Tuesday, January 18, 2011
Book Review: The Water Wars
So, my first YA debut authors review of the year: The Water Wars, by Cameron Stracher. A book that's rather dry in more ways than one.
It’s a bit tough for me to describe what I think about The Water Wars, because my feelings on the subject are a bit…beige. There wasn’t much emotional evocation from me one way or the other, which is not a good sign. It’s not a bad sign either, since it didn’t evoke frustration and disbelief, but it’s also not good. It’s just kind of…bleh.
I think the problem might be in the point of view. Like a lot of YA fiction, The Water Wars is written from a first-person POV, namely that of Vera, a young girl growing up in a world where water has become a more scarce and precious commodity than gold or oil. This works very well in the emotional aspect of the book: when we get scenes that are all about Vera and her feelings, like the budding romance between her and mysterious rich newcomer Kai, it’s very realistic and engaging.

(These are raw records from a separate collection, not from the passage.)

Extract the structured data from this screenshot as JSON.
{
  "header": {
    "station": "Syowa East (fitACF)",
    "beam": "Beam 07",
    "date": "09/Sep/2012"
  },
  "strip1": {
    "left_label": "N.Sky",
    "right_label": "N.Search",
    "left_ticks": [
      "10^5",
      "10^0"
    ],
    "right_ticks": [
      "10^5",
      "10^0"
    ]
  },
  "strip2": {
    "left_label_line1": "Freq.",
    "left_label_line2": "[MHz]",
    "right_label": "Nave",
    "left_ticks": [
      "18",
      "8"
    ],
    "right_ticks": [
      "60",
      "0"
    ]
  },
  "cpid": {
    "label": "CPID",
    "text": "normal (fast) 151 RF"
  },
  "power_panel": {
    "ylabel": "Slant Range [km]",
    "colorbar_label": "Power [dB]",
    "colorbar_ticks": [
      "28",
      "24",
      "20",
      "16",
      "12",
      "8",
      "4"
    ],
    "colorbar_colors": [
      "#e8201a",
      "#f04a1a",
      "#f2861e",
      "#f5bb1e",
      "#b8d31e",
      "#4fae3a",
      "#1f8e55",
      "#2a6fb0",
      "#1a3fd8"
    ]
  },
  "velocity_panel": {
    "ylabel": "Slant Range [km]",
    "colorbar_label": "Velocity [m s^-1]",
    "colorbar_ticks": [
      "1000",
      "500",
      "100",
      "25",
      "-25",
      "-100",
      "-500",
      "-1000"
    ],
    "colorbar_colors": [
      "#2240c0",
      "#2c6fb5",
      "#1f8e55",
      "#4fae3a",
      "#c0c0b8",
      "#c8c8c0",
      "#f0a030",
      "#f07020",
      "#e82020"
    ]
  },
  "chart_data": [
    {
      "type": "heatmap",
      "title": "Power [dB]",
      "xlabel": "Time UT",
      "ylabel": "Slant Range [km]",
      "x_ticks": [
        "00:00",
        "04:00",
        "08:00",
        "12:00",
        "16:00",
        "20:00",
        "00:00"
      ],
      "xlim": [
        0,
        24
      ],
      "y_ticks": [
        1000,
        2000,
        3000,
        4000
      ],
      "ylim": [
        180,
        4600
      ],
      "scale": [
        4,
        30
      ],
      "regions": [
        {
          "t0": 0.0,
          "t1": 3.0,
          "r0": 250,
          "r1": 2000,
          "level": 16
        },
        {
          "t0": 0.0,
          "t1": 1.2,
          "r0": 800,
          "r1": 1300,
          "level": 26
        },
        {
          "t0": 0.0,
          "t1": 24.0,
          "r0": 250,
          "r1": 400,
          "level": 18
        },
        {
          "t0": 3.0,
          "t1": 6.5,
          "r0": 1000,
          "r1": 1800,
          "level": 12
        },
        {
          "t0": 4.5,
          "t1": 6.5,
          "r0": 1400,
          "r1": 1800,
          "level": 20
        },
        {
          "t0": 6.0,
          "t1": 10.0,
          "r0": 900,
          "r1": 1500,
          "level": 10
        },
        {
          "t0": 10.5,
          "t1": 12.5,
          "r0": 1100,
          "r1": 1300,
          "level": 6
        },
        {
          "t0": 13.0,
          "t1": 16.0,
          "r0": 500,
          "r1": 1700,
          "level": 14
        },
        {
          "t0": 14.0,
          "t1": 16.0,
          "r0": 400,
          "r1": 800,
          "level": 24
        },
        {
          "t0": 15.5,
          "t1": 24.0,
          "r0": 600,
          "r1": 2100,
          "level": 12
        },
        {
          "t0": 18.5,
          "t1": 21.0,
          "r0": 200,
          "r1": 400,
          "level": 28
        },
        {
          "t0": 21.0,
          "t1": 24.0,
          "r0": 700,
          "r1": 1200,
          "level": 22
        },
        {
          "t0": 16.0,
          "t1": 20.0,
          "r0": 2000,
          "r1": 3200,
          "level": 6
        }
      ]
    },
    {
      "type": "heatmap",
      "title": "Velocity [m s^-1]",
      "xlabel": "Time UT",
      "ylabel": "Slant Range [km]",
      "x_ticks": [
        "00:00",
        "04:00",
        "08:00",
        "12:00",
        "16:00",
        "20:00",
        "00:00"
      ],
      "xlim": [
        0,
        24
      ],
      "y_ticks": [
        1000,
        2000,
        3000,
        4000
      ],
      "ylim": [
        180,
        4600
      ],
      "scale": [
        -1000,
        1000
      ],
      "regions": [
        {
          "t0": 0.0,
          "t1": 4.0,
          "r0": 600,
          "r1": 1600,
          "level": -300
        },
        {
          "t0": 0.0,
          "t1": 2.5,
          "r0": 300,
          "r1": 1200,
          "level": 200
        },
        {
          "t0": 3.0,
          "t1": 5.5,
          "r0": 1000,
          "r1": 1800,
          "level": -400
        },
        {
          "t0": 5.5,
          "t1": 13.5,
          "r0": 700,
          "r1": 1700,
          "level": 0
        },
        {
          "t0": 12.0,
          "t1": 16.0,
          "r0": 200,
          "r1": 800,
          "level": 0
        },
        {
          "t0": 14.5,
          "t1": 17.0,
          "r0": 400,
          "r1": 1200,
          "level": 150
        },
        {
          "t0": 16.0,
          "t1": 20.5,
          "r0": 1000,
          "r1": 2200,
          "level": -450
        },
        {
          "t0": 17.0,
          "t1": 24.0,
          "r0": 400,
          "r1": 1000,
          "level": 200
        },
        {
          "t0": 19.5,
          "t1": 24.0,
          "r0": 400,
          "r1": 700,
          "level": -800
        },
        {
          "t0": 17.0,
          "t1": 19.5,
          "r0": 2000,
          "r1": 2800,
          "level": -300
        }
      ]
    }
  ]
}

However, the exposition about this world and how it works – descriptions of their government system, history, or even things like the illness that’s overcome Vera’s mother – doesn’t feel like it’s written in Vera’s voice. It’s more distant and somewhat off-putting, especially since we spend most of the first 3 chapters in that tone and only get into Vera’s real voice around Chapter 4.
As far as the actual story goes, it’s marketed as being “in the tradition of The Hunger Games,” but that isn’t really true. In fact, it’s more in the tradition of Fahrenheit 451 or 1984; the sort of dystopian fiction that’s about a close and realistic future that warns of the immediate sins of our present, rather than a distant and fantastical one where certain cultural aspects have been allowed to reign supreme over technology and lifestyle.
As such, there are times when its environmental message can be really hard to swallow, especially since it’s shoved into every chapter even when it feels kind of inappropriate. It takes a long time to get a handle of the main characters as well, especially since a lot of scenes that could provide more connection to their personalities are paraphrased, skipped over or just plain discarded.
In short: it’s not a bad book. At all. But it’s not really a good one either. If it hadn’t been for this review, I probably wouldn’t have finished reading it. The moments when I was truly engaged were just too few and far between for it to be worth it.